5000 US-Soldaten werden gemäß Anordnung des Verteidigungsministers Pete Hegseth von den Vereinigten Staaten abgezogen. Dies berichtet CBS News unter Berufung auf das Ministerium; der Abzug soll in einem Zeitraum von sechs bis zwölf Monaten erfolgen. Die Begründung lautet, eine Überprüfung der Truppenpräsenz in Europa sowie die lokalen Bedingungen und Einsatzanforderungen würden dies notwendig machen.

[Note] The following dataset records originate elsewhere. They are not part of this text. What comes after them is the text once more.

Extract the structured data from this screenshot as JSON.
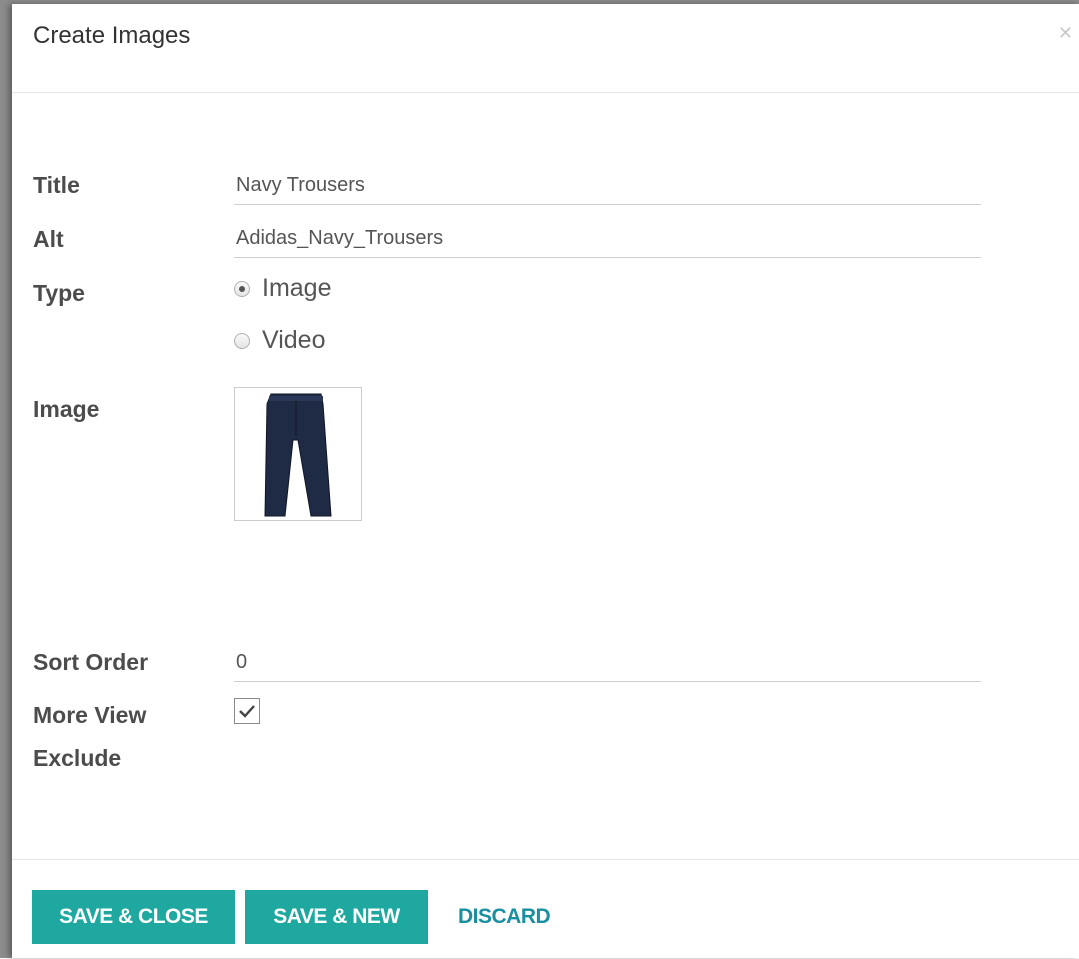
{
  "dialog": {
    "title": "Create Images",
    "close_icon": "close-icon"
  },
  "form": {
    "title_label": "Title",
    "title_value": "Navy Trousers",
    "alt_label": "Alt",
    "alt_value": "Adidas_Navy_Trousers",
    "type_label": "Type",
    "type_options": [
      {
        "label": "Image",
        "checked": true
      },
      {
        "label": "Video",
        "checked": false
      }
    ],
    "image_label": "Image",
    "image_icon": "trousers-image",
    "sort_order_label": "Sort Order",
    "sort_order_value": "0",
    "more_view_exclude_label_line1": "More View",
    "more_view_exclude_label_line2": "Exclude",
    "more_view_exclude_checked": true
  },
  "footer": {
    "save_close_label": "SAVE & CLOSE",
    "save_new_label": "SAVE & NEW",
    "discard_label": "DISCARD"
  },
  "colors": {
    "primary_button": "#1ea8a0",
    "link": "#1a8fa0",
    "label": "#4c4c4c"
  }
}
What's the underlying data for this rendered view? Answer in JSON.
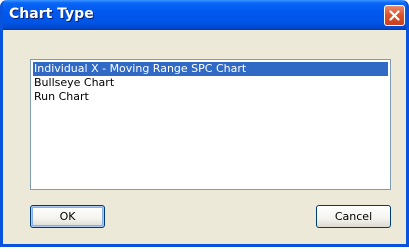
{
  "dialog": {
    "title": "Chart Type",
    "close_icon": "close-icon"
  },
  "list": {
    "items": [
      {
        "label": "Individual X - Moving Range SPC Chart",
        "selected": true
      },
      {
        "label": "Bullseye Chart",
        "selected": false
      },
      {
        "label": "Run Chart",
        "selected": false
      }
    ]
  },
  "buttons": {
    "ok_label": "OK",
    "cancel_label": "Cancel"
  },
  "colors": {
    "titlebar": "#0055e5",
    "selection": "#316ac5",
    "dialog_face": "#ece9d8",
    "close_button": "#e0532b"
  }
}
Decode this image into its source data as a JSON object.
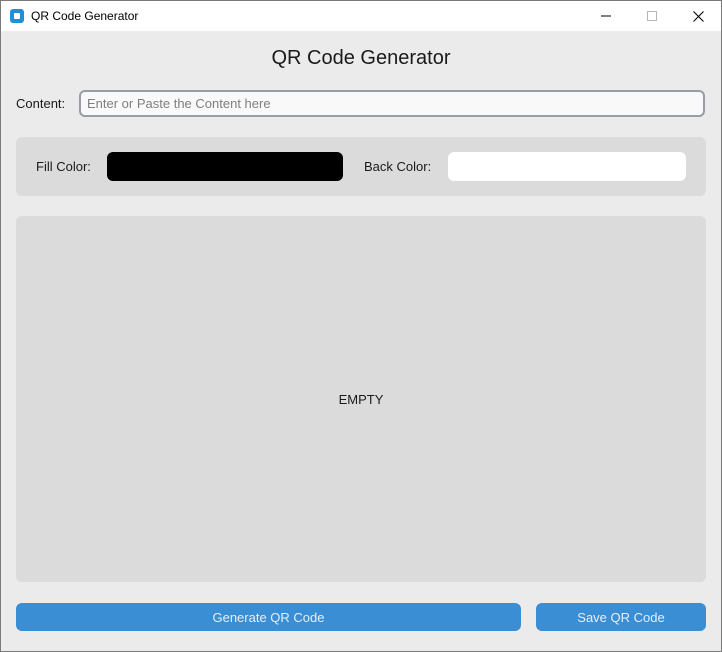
{
  "window": {
    "title": "QR Code Generator"
  },
  "main": {
    "heading": "QR Code Generator",
    "content_label": "Content:",
    "content_value": "",
    "content_placeholder": "Enter or Paste the Content here",
    "fill_color_label": "Fill Color:",
    "fill_color_value": "#000000",
    "back_color_label": "Back Color:",
    "back_color_value": "#ffffff",
    "qr_preview_text": "EMPTY",
    "generate_button": "Generate QR Code",
    "save_button": "Save QR Code"
  },
  "icons": {
    "app": "qr-app-icon",
    "minimize": "minimize-icon",
    "maximize": "maximize-icon",
    "close": "close-icon"
  },
  "colors": {
    "accent": "#3a8ed4",
    "frame": "#dbdbdb",
    "background": "#ebebeb"
  }
}
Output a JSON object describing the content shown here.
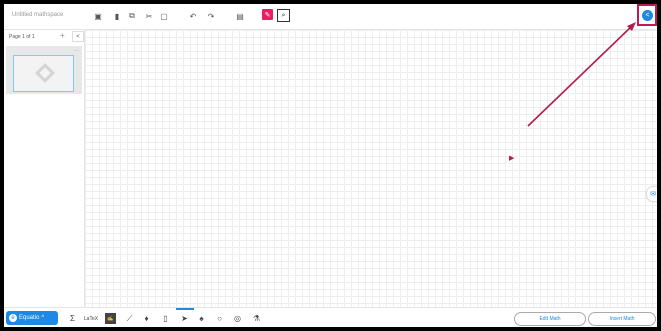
{
  "app": {
    "title": "Untitled mathspace"
  },
  "toolbar": {
    "icons": [
      "save-icon",
      "delete-icon",
      "copy-icon",
      "cut-icon",
      "paste-icon",
      "undo-icon",
      "redo-icon",
      "format-icon",
      "select-pen-icon",
      "select-tool-icon",
      "share-icon"
    ],
    "accent_color": "#e91e63",
    "share_color": "#1e88e5",
    "highlight_color": "#c2185b"
  },
  "sidebar": {
    "page_label": "Page 1 of 1",
    "add_label": "+",
    "collapse_label": "<",
    "thumb_menu": "..."
  },
  "bottom": {
    "brand_label": "Equatio",
    "brand_chevron": "^",
    "latex_label": "LaTeX",
    "edit_math_label": "Edit Math",
    "insert_math_label": "Insert Math",
    "tools": [
      "math-editor-icon",
      "latex-icon",
      "handwriting-icon",
      "graph-icon",
      "speech-input-icon",
      "mobile-icon",
      "pointer-icon",
      "pen-icon",
      "shape-icon",
      "compass-icon",
      "flask-icon"
    ]
  }
}
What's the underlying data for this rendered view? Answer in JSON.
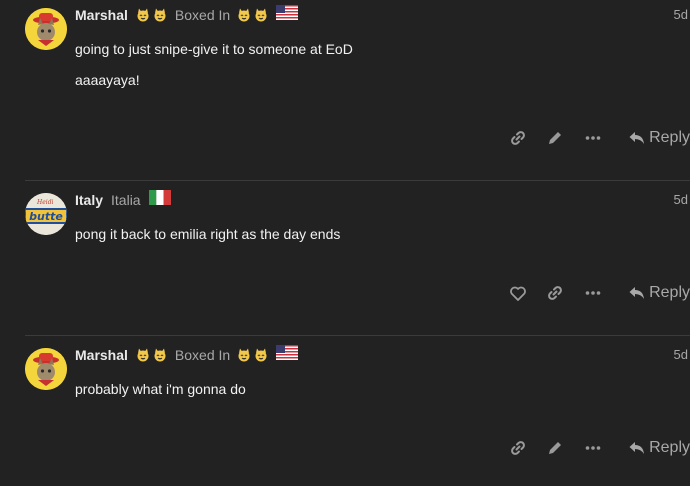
{
  "posts": [
    {
      "username": "Marshal",
      "title": "Boxed In",
      "date": "5d",
      "paragraphs": [
        "going to just snipe-give it to someone at EoD",
        "aaaayaya!"
      ],
      "actions": [
        "link-icon",
        "edit-icon",
        "more-icon"
      ],
      "reply_label": "Reply"
    },
    {
      "username": "Italy",
      "fullname": "Italia",
      "date": "5d",
      "paragraphs": [
        "pong it back to emilia right as the day ends"
      ],
      "actions": [
        "heart-icon",
        "link-icon",
        "more-icon"
      ],
      "reply_label": "Reply"
    },
    {
      "username": "Marshal",
      "title": "Boxed In",
      "date": "5d",
      "paragraphs": [
        "probably what i'm gonna do"
      ],
      "actions": [
        "link-icon",
        "edit-icon",
        "more-icon"
      ],
      "reply_label": "Reply"
    }
  ]
}
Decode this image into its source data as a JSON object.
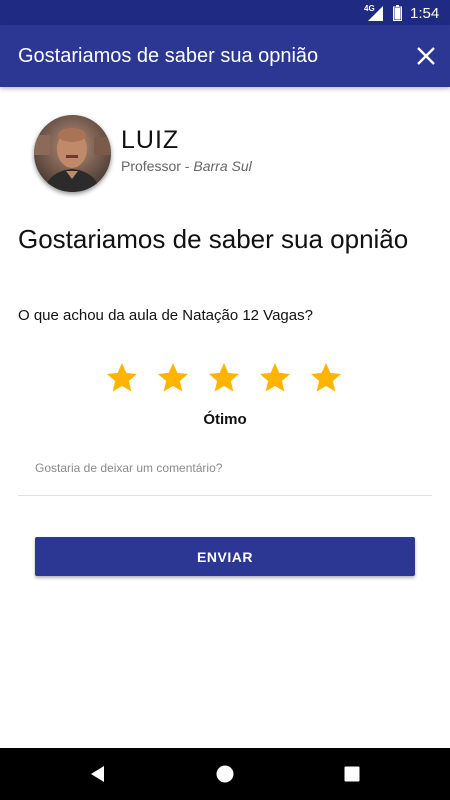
{
  "status_bar": {
    "network": "4G",
    "time": "1:54"
  },
  "app_bar": {
    "title": "Gostariamos de saber sua opnião",
    "close_icon": "close-icon"
  },
  "professor": {
    "name": "LUIZ",
    "role": "Professor",
    "separator": " - ",
    "location": "Barra Sul",
    "avatar_icon": "avatar-photo"
  },
  "form": {
    "heading": "Gostariamos de saber sua opnião",
    "question": "O que achou da aula de Natação 12 Vagas?",
    "rating": {
      "value": 5,
      "max": 5,
      "label": "Ótimo",
      "star_color": "#ffb400"
    },
    "comment": {
      "placeholder": "Gostaria de deixar um comentário?",
      "value": ""
    },
    "submit_label": "ENVIAR"
  },
  "colors": {
    "primary": "#2b3793",
    "status_bar": "#1f2a82"
  },
  "nav_bar": {
    "back_icon": "back-icon",
    "home_icon": "home-icon",
    "recents_icon": "recents-icon"
  }
}
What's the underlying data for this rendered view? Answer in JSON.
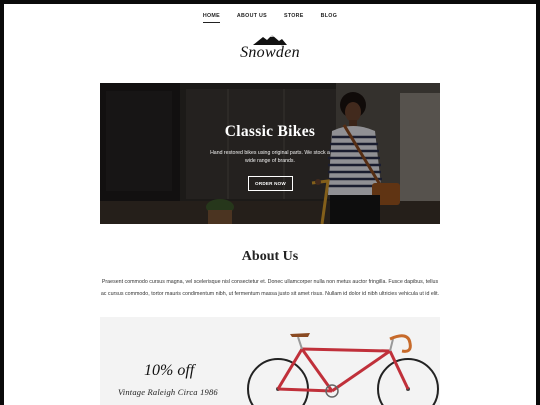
{
  "nav": {
    "items": [
      {
        "label": "HOME",
        "active": true
      },
      {
        "label": "ABOUT US",
        "active": false
      },
      {
        "label": "STORE",
        "active": false
      },
      {
        "label": "BLOG",
        "active": false
      }
    ]
  },
  "brand": {
    "name": "Snowden",
    "logo_icon": "mountain-icon"
  },
  "hero": {
    "title": "Classic Bikes",
    "subtitle": "Hand restored bikes using original parts. We stock a wide range of brands.",
    "button_label": "ORDER NOW"
  },
  "about": {
    "title": "About Us",
    "body": "Praesent commodo cursus magna, vel scelerisque nisl consectetur et. Donec ullamcorper nulla non metus auctor fringilla. Fusce dapibus, tellus ac cursus commodo, tortor mauris condimentum nibh, ut fermentum massa justo sit amet risus. Nullam id dolor id nibh ultricies vehicula ut id elit."
  },
  "promo": {
    "discount": "10% off",
    "product": "Vintage Raleigh Circa 1986"
  },
  "colors": {
    "background": "#ffffff",
    "text": "#222222",
    "hero_overlay": "#000000",
    "bike_frame": "#c0303a"
  }
}
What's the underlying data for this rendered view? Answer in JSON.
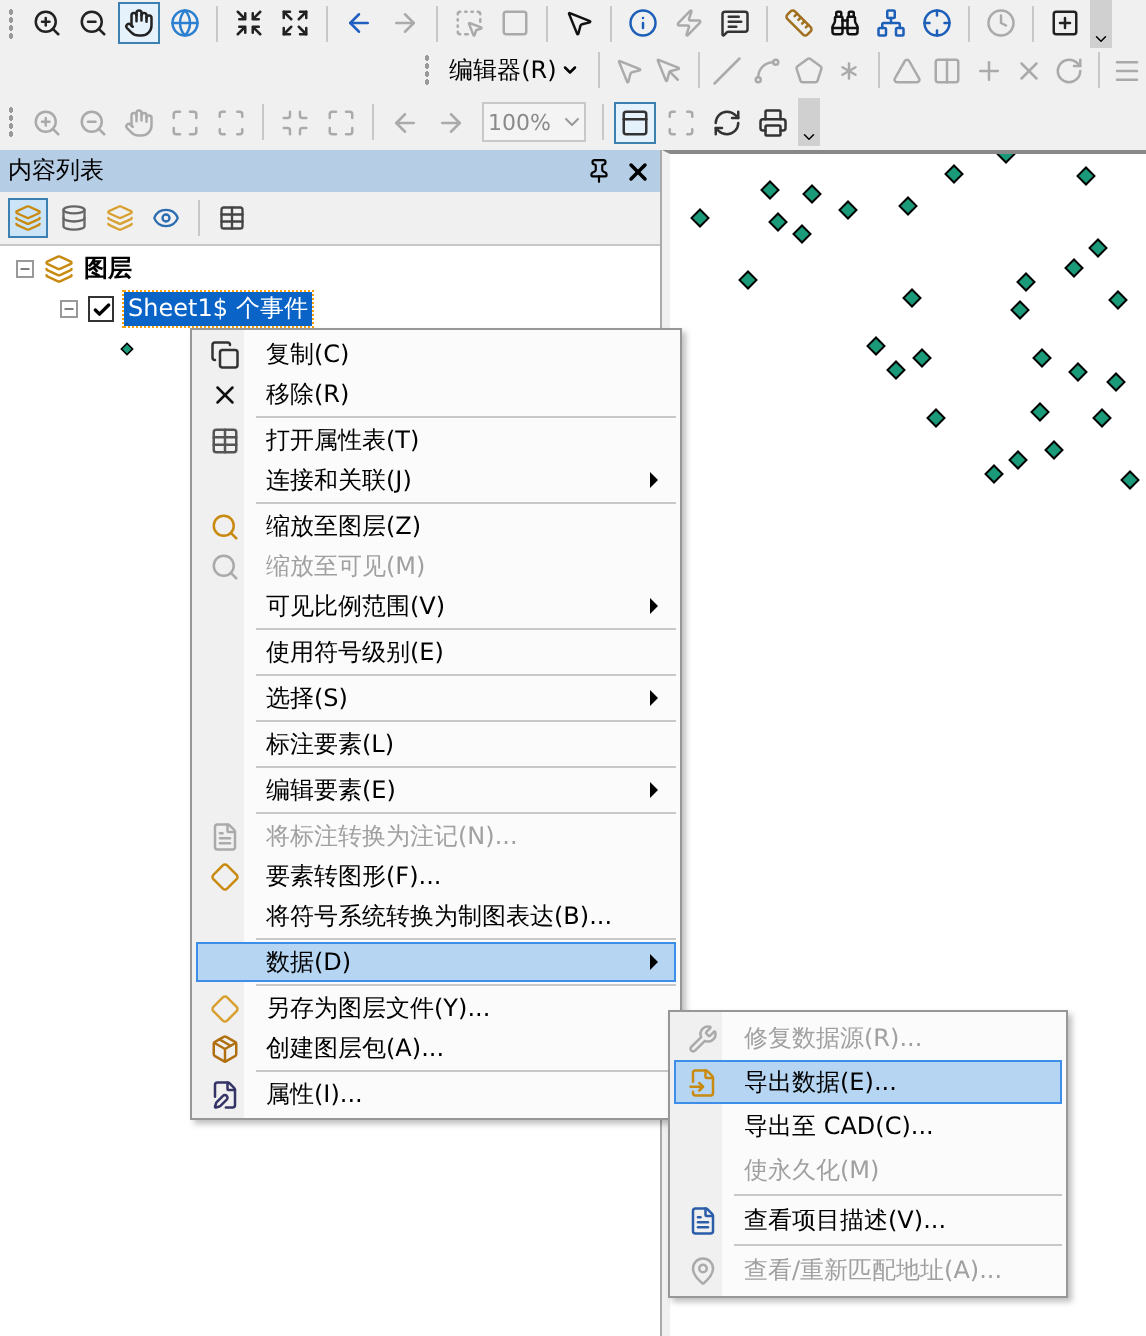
{
  "main_toolbar": {
    "tools": [
      {
        "selected": false,
        "disabled": false
      },
      {
        "selected": false,
        "disabled": false
      },
      {
        "selected": true,
        "disabled": false
      },
      {
        "selected": false,
        "disabled": false
      },
      {
        "selected": false,
        "disabled": false
      },
      {
        "selected": false,
        "disabled": false
      },
      {
        "selected": false,
        "disabled": false
      },
      {
        "selected": false,
        "disabled": true
      },
      {
        "selected": false,
        "disabled": true
      },
      {
        "selected": false,
        "disabled": true
      },
      {
        "selected": false,
        "disabled": false
      },
      {
        "selected": false,
        "disabled": false
      },
      {
        "selected": false,
        "disabled": true
      },
      {
        "selected": false,
        "disabled": false
      },
      {
        "selected": false,
        "disabled": false
      },
      {
        "selected": false,
        "disabled": false
      },
      {
        "selected": false,
        "disabled": false
      },
      {
        "selected": false,
        "disabled": false
      },
      {
        "selected": false,
        "disabled": true
      },
      {
        "selected": false,
        "disabled": false
      }
    ]
  },
  "editor_toolbar": {
    "menu_label": "编辑器(R)",
    "tools": [
      {
        "disabled": true
      },
      {
        "disabled": true
      },
      {
        "disabled": true
      },
      {
        "disabled": true
      },
      {
        "disabled": true
      },
      {
        "disabled": true
      },
      {
        "disabled": true
      },
      {
        "disabled": true
      },
      {
        "disabled": true
      },
      {
        "disabled": true
      },
      {
        "disabled": true
      },
      {
        "disabled": true
      }
    ]
  },
  "layout_toolbar": {
    "zoom_value": "100%",
    "tools": [
      {
        "selected": false,
        "disabled": true
      },
      {
        "selected": false,
        "disabled": true
      },
      {
        "selected": false,
        "disabled": true
      },
      {
        "selected": false,
        "disabled": true
      },
      {
        "selected": false,
        "disabled": true
      },
      {
        "selected": false,
        "disabled": true
      },
      {
        "selected": false,
        "disabled": true
      },
      {
        "selected": false,
        "disabled": true
      },
      {
        "selected": false,
        "disabled": true
      },
      {
        "selected": true,
        "disabled": false
      },
      {
        "selected": false,
        "disabled": true
      },
      {
        "selected": false,
        "disabled": false
      },
      {
        "selected": false,
        "disabled": false
      }
    ]
  },
  "toc": {
    "title": "内容列表",
    "view_tabs": [
      {
        "selected": true
      },
      {
        "selected": false
      },
      {
        "selected": false
      },
      {
        "selected": false
      },
      {
        "selected": false
      }
    ],
    "tree": [
      {
        "label": "图层",
        "expanded": true,
        "children": [
          {
            "label": "Sheet1$ 个事件",
            "expanded": true,
            "checked": true,
            "selected": true
          }
        ]
      }
    ]
  },
  "context_menu": {
    "items": [
      {
        "kind": "item",
        "label": "复制(C)",
        "disabled": false,
        "submenu": false,
        "selected": false
      },
      {
        "kind": "item",
        "label": "移除(R)",
        "disabled": false,
        "submenu": false,
        "selected": false
      },
      {
        "kind": "separator"
      },
      {
        "kind": "item",
        "label": "打开属性表(T)",
        "disabled": false,
        "submenu": false,
        "selected": false
      },
      {
        "kind": "item",
        "label": "连接和关联(J)",
        "disabled": false,
        "submenu": true,
        "selected": false
      },
      {
        "kind": "separator"
      },
      {
        "kind": "item",
        "label": "缩放至图层(Z)",
        "disabled": false,
        "submenu": false,
        "selected": false
      },
      {
        "kind": "item",
        "label": "缩放至可见(M)",
        "disabled": true,
        "submenu": false,
        "selected": false
      },
      {
        "kind": "item",
        "label": "可见比例范围(V)",
        "disabled": false,
        "submenu": true,
        "selected": false
      },
      {
        "kind": "separator"
      },
      {
        "kind": "item",
        "label": "使用符号级别(E)",
        "disabled": false,
        "submenu": false,
        "selected": false
      },
      {
        "kind": "separator"
      },
      {
        "kind": "item",
        "label": "选择(S)",
        "disabled": false,
        "submenu": true,
        "selected": false
      },
      {
        "kind": "separator"
      },
      {
        "kind": "item",
        "label": "标注要素(L)",
        "disabled": false,
        "submenu": false,
        "selected": false
      },
      {
        "kind": "separator"
      },
      {
        "kind": "item",
        "label": "编辑要素(E)",
        "disabled": false,
        "submenu": true,
        "selected": false
      },
      {
        "kind": "separator"
      },
      {
        "kind": "item",
        "label": "将标注转换为注记(N)...",
        "disabled": true,
        "submenu": false,
        "selected": false
      },
      {
        "kind": "item",
        "label": "要素转图形(F)...",
        "disabled": false,
        "submenu": false,
        "selected": false
      },
      {
        "kind": "item",
        "label": "将符号系统转换为制图表达(B)...",
        "disabled": false,
        "submenu": false,
        "selected": false
      },
      {
        "kind": "separator"
      },
      {
        "kind": "item",
        "label": "数据(D)",
        "disabled": false,
        "submenu": true,
        "selected": true
      },
      {
        "kind": "separator"
      },
      {
        "kind": "item",
        "label": "另存为图层文件(Y)...",
        "disabled": false,
        "submenu": false,
        "selected": false
      },
      {
        "kind": "item",
        "label": "创建图层包(A)...",
        "disabled": false,
        "submenu": false,
        "selected": false
      },
      {
        "kind": "separator"
      },
      {
        "kind": "item",
        "label": "属性(I)...",
        "disabled": false,
        "submenu": false,
        "selected": false
      }
    ]
  },
  "data_submenu": {
    "items": [
      {
        "kind": "item",
        "label": "修复数据源(R)...",
        "disabled": true,
        "selected": false
      },
      {
        "kind": "item",
        "label": "导出数据(E)...",
        "disabled": false,
        "selected": true
      },
      {
        "kind": "item",
        "label": "导出至 CAD(C)...",
        "disabled": false,
        "selected": false
      },
      {
        "kind": "item",
        "label": "使永久化(M)",
        "disabled": true,
        "selected": false
      },
      {
        "kind": "separator"
      },
      {
        "kind": "item",
        "label": "查看项目描述(V)...",
        "disabled": false,
        "selected": false
      },
      {
        "kind": "separator"
      },
      {
        "kind": "item",
        "label": "查看/重新匹配地址(A)...",
        "disabled": true,
        "selected": false
      }
    ]
  }
}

Im Vorfeld hatte US-Präsident Donald Trump gedroht, Truppen abzuziehen. Diese Drohung folgte Spannungen mit dem deutschen Bundeskanzler Friedrich Merz im Kontext des Iran-Konflikts. Schon während seiner ersten Amtszeit äußerte Trump mehrmals Absichten für einen solchen Abzug.
Nach Daten des Pentagons waren Ende 2025 etwa 68.000 US-Soldaten auf europäischen Basen stationiert, von denen rund 36.400 in Deutschland lagen. Aktuelle Schätzungen gehen von etwa 86.000 Soldaten in Europa und 39.000 in Deutschland aus – diese Zahlen ändern sich ständig durch Rotationen und Manöver.
Die USA unterhalten wichtige Militärbasen in Deutschland, insbesondere im Südwesten und Süden, als strategische Punkte seit dem Kalten Krieg. Diese dienen nicht nur der Verteidigung Europas gegen mögliche russische Aktionen, sondern auch wirtschaftlichen Interessen.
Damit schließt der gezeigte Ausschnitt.